- Lüdemann in 1974

Member of the Bundestag for Hesse
- In office 4 September 1973 – 13 December 1976
- Preceded by: Karl-Hermann Flach
- Constituency: State list

Member of the Wetzlar District Council [de]
- In office 1964–1976

Personal details
- Born: Barbara Witte 28 April 1922 Wetzlar, Free State of Prussia, Germany
- Died: 20 February 1992 (aged 69) Wetzlar, Hesse, Germany
- Party: Nazi Party (1941–1945); Free Democratic Party (1964–1992);
- Spouse: Christian Lüdemann ​ ​(m. 1950; died 1950)​
- Parent: Wilhelm Witte [de] (father)

= Barbara Lüdemann =

German politician (1922–1992)

Barbara Lüdemann (28 April 1922 – 20 February 1992) was a German teacher and politician who served in the Bundestag from 1973 until 1976. A member of the Free Democratic Party from Hesse, she became a prominent figure in German family policy, especially with regards to foster care.

== Biography ==
Barbara Witte was born on 28 April 1922 in the city of Wetzlar in Hesse to mining engineer Wilhelm Witte and his wife Hildegard Große-Leege. She joined the Nazi Party on 1 September 1941; her membership number was 8,682,984. She worked on a farm from 1938 to 1942, and studied at the agricultural pedagogical institutes in Dunzig in 1942 and in Dresden from 1944 to 1945. In 1947, she completed her state certification as a teacher of agricultural science, teaching in the towns of Alsfeld, Büdingen, and Grünberg throughout her career, as well as in Wetzlar where she was the senior teacher from 1970 to 1973. She married Christian Lüdemann – the pastor of the town of Schnega – on 14 June 1950, though he died later that year.

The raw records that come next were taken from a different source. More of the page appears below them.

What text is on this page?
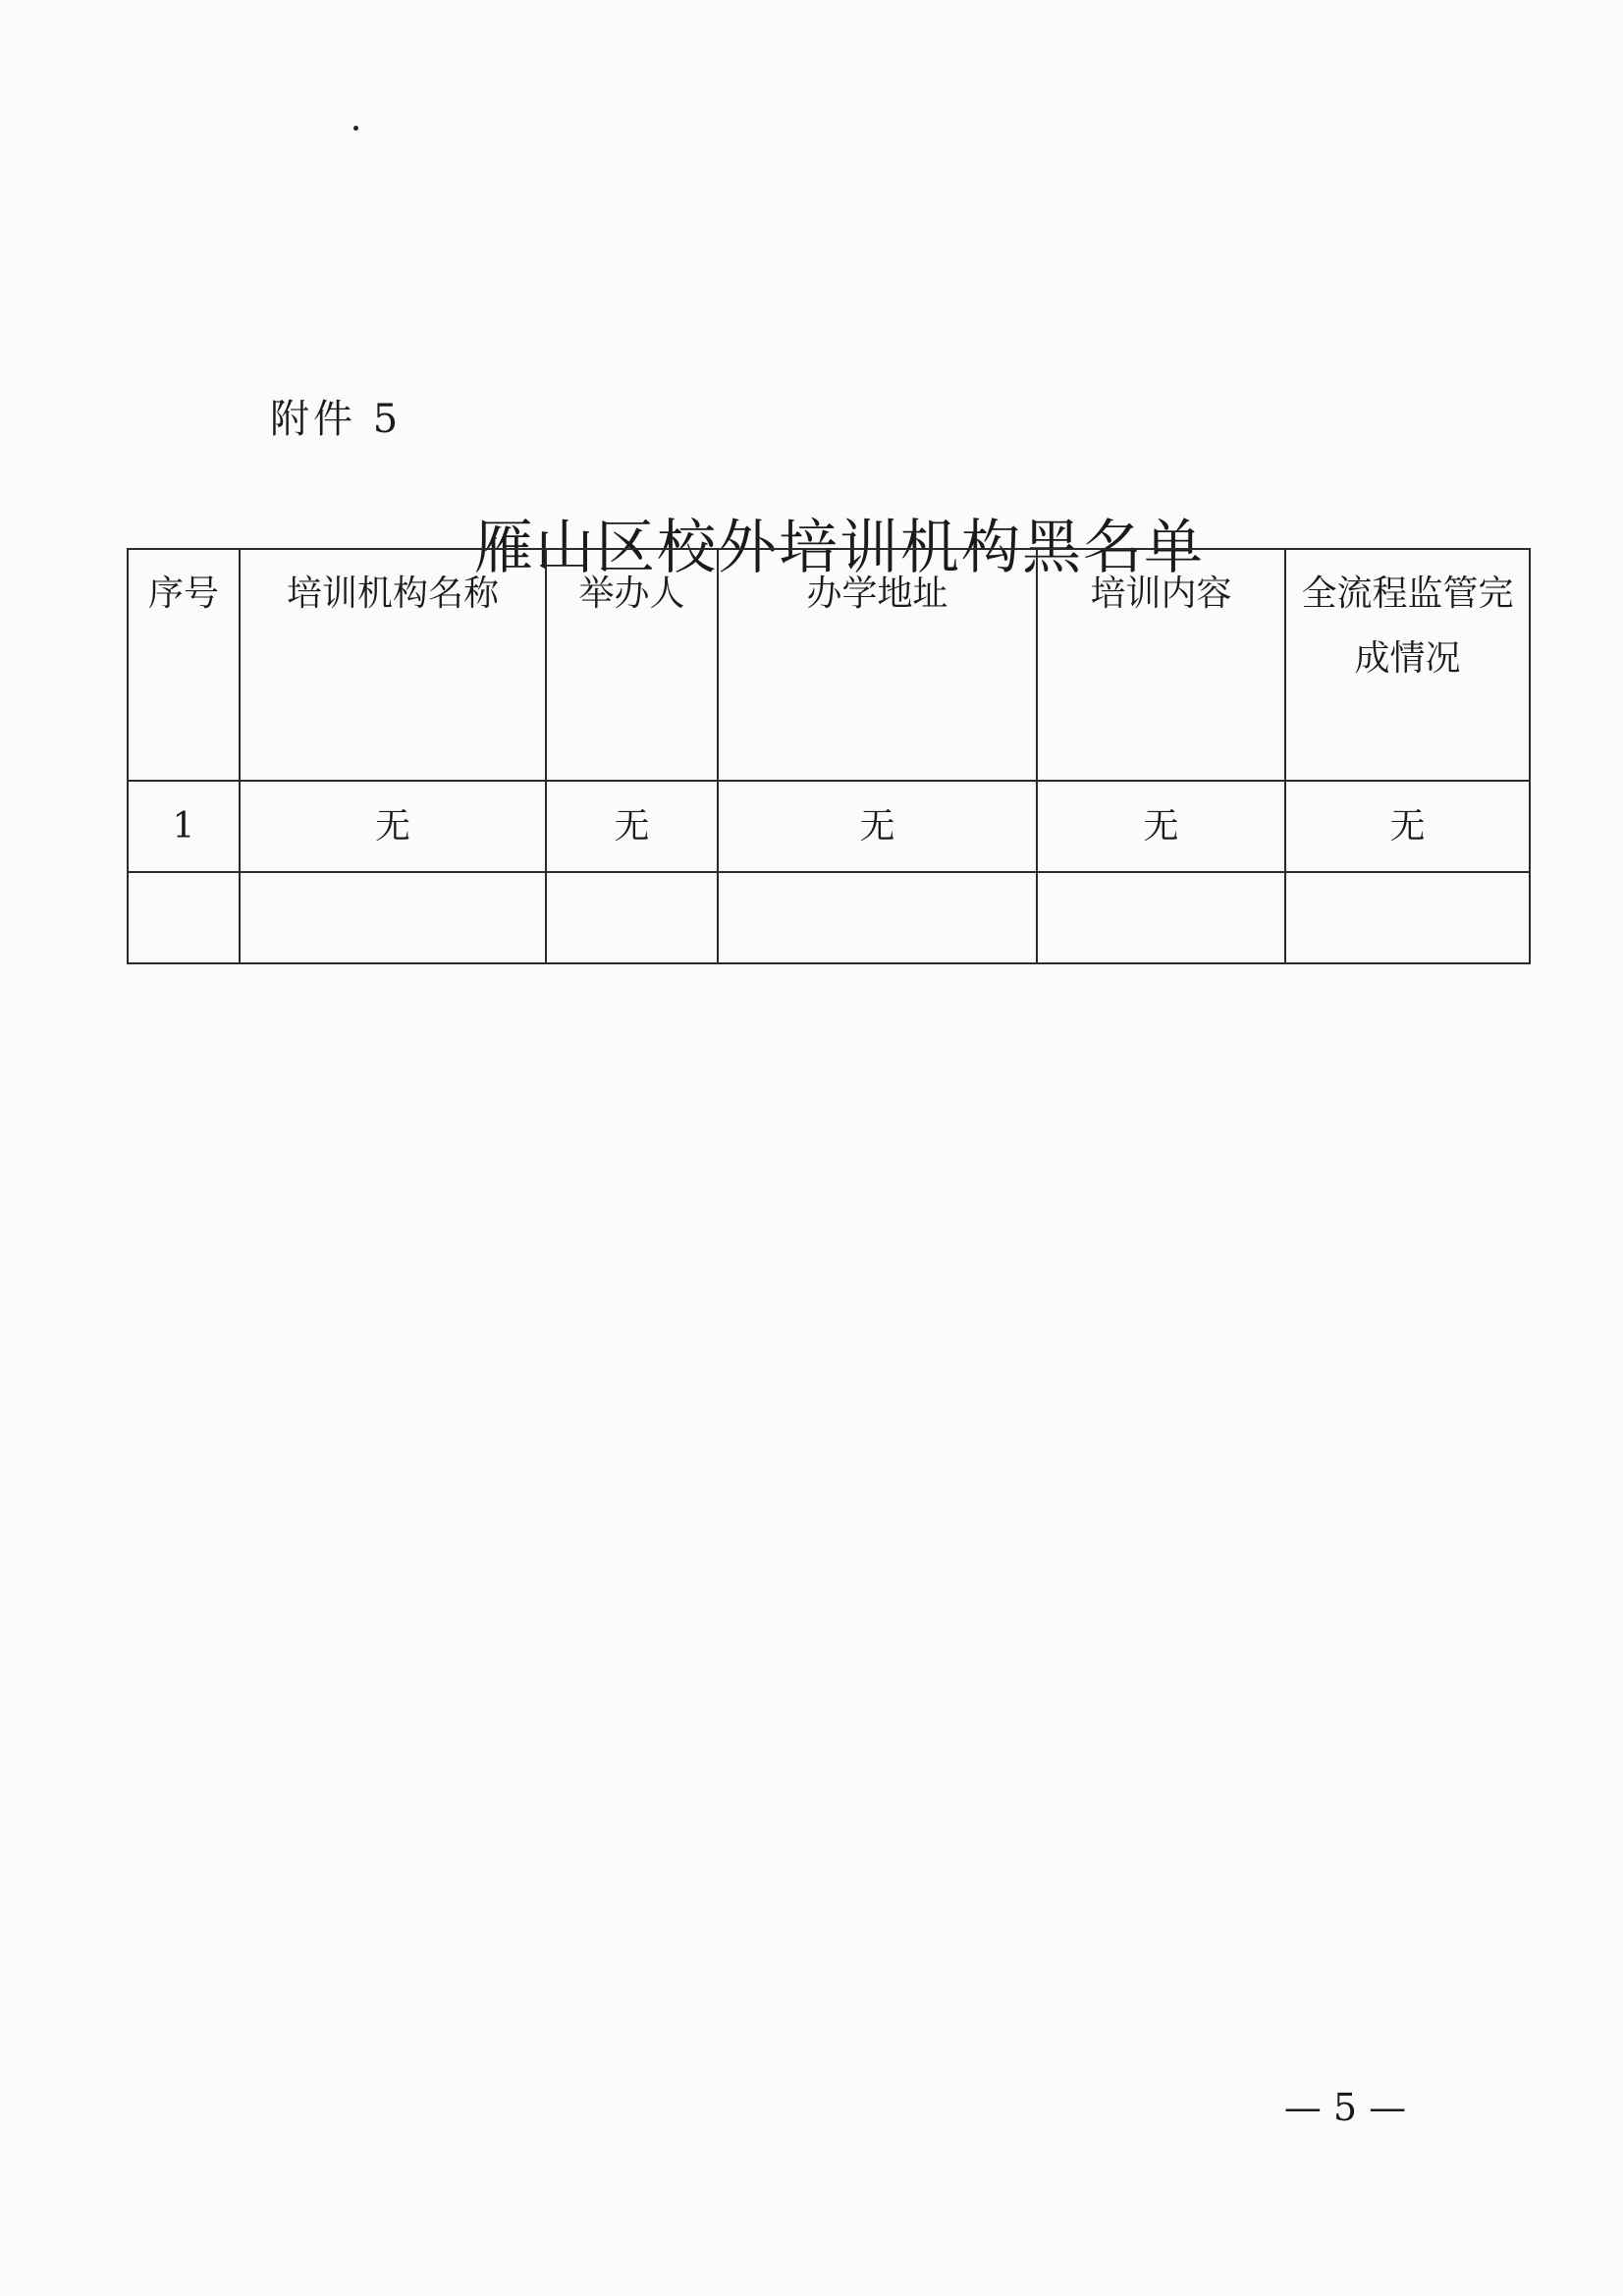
附件 5
雁山区校外培训机构黑名单
序号	培训机构名称	举办人	办学地址	培训内容	全流程监管完成情况
1	无	无	无	无	无

— 5 —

Lüdemann joined the Free Democratic Party in 1964. Later that year, she was elected to the Wetzlar District Council, serving until 1976. She became the FDP's deputy leader in the council in 1968. Beginning in 1970, she was also the chair of the Wetzlar branch of the Rural Women's Association. On 4 September 1973, Lüdemann was appointed to the Bundestag to succeed Karl-Hermann Flach, who died in office. While in the Bundestag, she was a member of the Economic Committee and the Committee for Youth, Family and Health; a deputy member of the Committee for Labour and Social Order; and the FDP's parliamentary spokesperson on family policy.

During her tenures in the district council and the Bundestag, Lüdemann became a prominent figure in German family policy, especially with regards to foster care. As a district councillor, she organized local foster homes for children from Berlin. In the Bundestag, one of her main policy goals was to pass a law which stated that no foster child could be "returned to their biological parents against their will", and during debate on the Adoption Placement Act, she advocated for a legal remedy provision. In 1974, Lüdemann received criticism from the magazine Bunte, which accused her of "taking children out of homes". Despite her prominence and seniority, the FDP sidelined Lüdemann in the 1976 election in favor of a more junior candidate, pushing her down to 14th on the party's state list where she was not elected. She was also defeated in the Wetzlar constituency, receiving 8.7% of the vote. She left the Bundestag at the end of her term on 13 December 1976.

In 1975, Lüdemann was awarded the Federal Cross of Merit on Ribbon. She was also awarded the Certificate of Honor from the State of Hesse in 1979. Lüdemann died in Wetzlar on 20 February 1992.